Kirk played the part with a wide-eyed wonder to everything that gives George a pleasant demeanor despite being a 'villain' (he IS there to invade and conquer us after all).  It's a shame that both homophobia (Kirk was dropped by Disney when they learned about his homosexuality, thus his reason for going to American International Pictures) and his own irresponsibility (drug use) wrecked his career.  However, we don't see any issues on-screen, particularly when Kirk and Funicello duet on There Has to Be a Reason, a nice song that shows both have nice if not great voices.
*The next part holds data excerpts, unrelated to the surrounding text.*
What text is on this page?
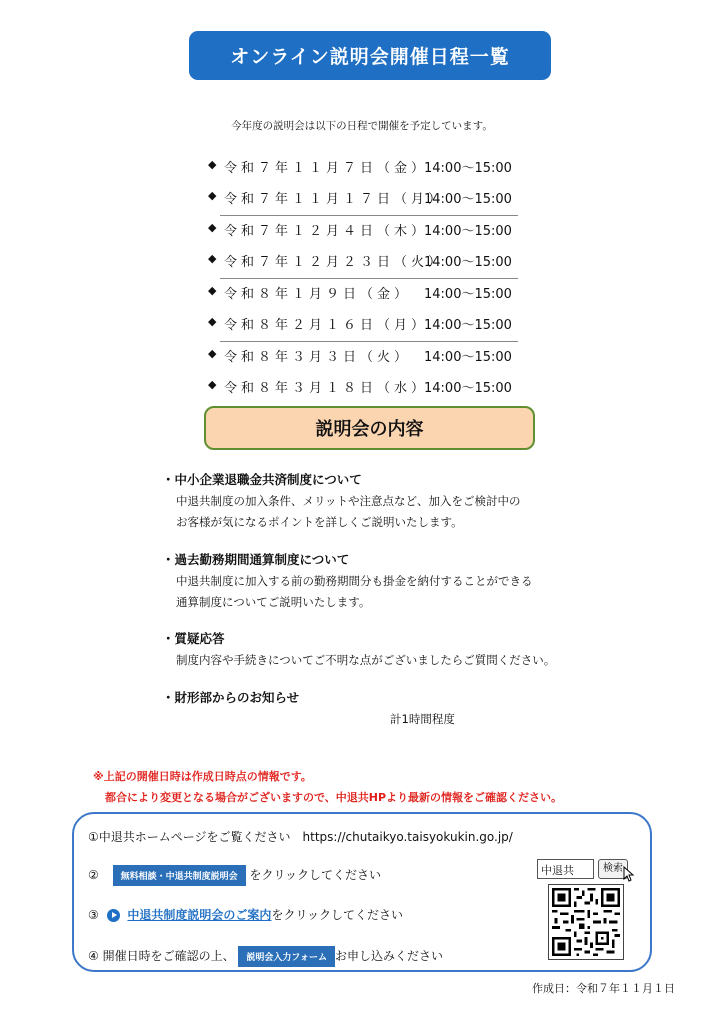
オンライン説明会開催日程一覧
今年度の説明会は以下の日程で開催を予定しています。
◆ 令和７年１１月７日（金）
14:00～15:00
◆ 令和７年１１月１７日（月）
14:00～15:00
◆ 令和７年１２月４日（木）
14:00～15:00
◆ 令和７年１２月２３日（火）
14:00～15:00
◆ 令和８年１月９日（金） 14:00～15:00
◆ 令和８年２月１６日（月）
14:00～15:00
◆ 令和８年３月３日（火） 14:00～15:00
◆ 令和８年３月１８日（水）
14:00～15:00
説明会の内容
・中小企業退職金共済制度について
中退共制度の加入条件、メリットや注意点など、加入をご検討中の
お客様が気になるポイントを詳しくご説明いたします。
・過去勤務期間通算制度について
中退共制度に加入する前の勤務期間分も掛金を納付することができる
通算制度についてご説明いたします。
・質疑応答
制度内容や手続きについてご不明な点がございましたらご質問ください。
・財形部からのお知らせ
計1時間程度
※上記の開催日時は作成日時点の情報です。
都合により変更となる場合がございますので、中退共HPより最新の情報をご確認ください。
①中退共ホームページをご覧ください　https://chutaikyo.taisyokukin.go.jp/
② 無料相談・中退共制度説明会 をクリックしてください
③ 中退共制度説明会のご案内をクリックしてください
④ 開催日時をご確認の上、 説明会入力フォーム お申し込みください
中退共	検索
作成日：令和７年１１月１日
The adults played their parts appropriately.  It is a bit odd to see Lanchester so shameless camp it up but she did get into the spirit of things.  A cameo by Dorothy Lamour at the dress shop allows her to shimmy with the best of them, and Keaton (even with his pidgin English) is amusing.  "Me red man with yellow streak.  Real name Chief Chicken Feather", he tells them when they're in danger of getting caught.  Throughout the film Keaton, with a feather in his trademark pork pie hat, keeps things amusing.

On the whole Pajama Party is an odd fit in the Beach Party films in that regulars Don Rickles and Frankie Avalon aren't a big part of it (though the latter has a cameo that is pretty obvious) and there are only a couple of scenes that are actually on the beach itself.  It's a silly film, but intentionally so, one that is fully aware of its own silliness.  Any film where a beautiful girl can have no reason apart from dancing (and being so good at it that she causes candles to melt and miniature volcanos to explode just by her movements) knows what its doing.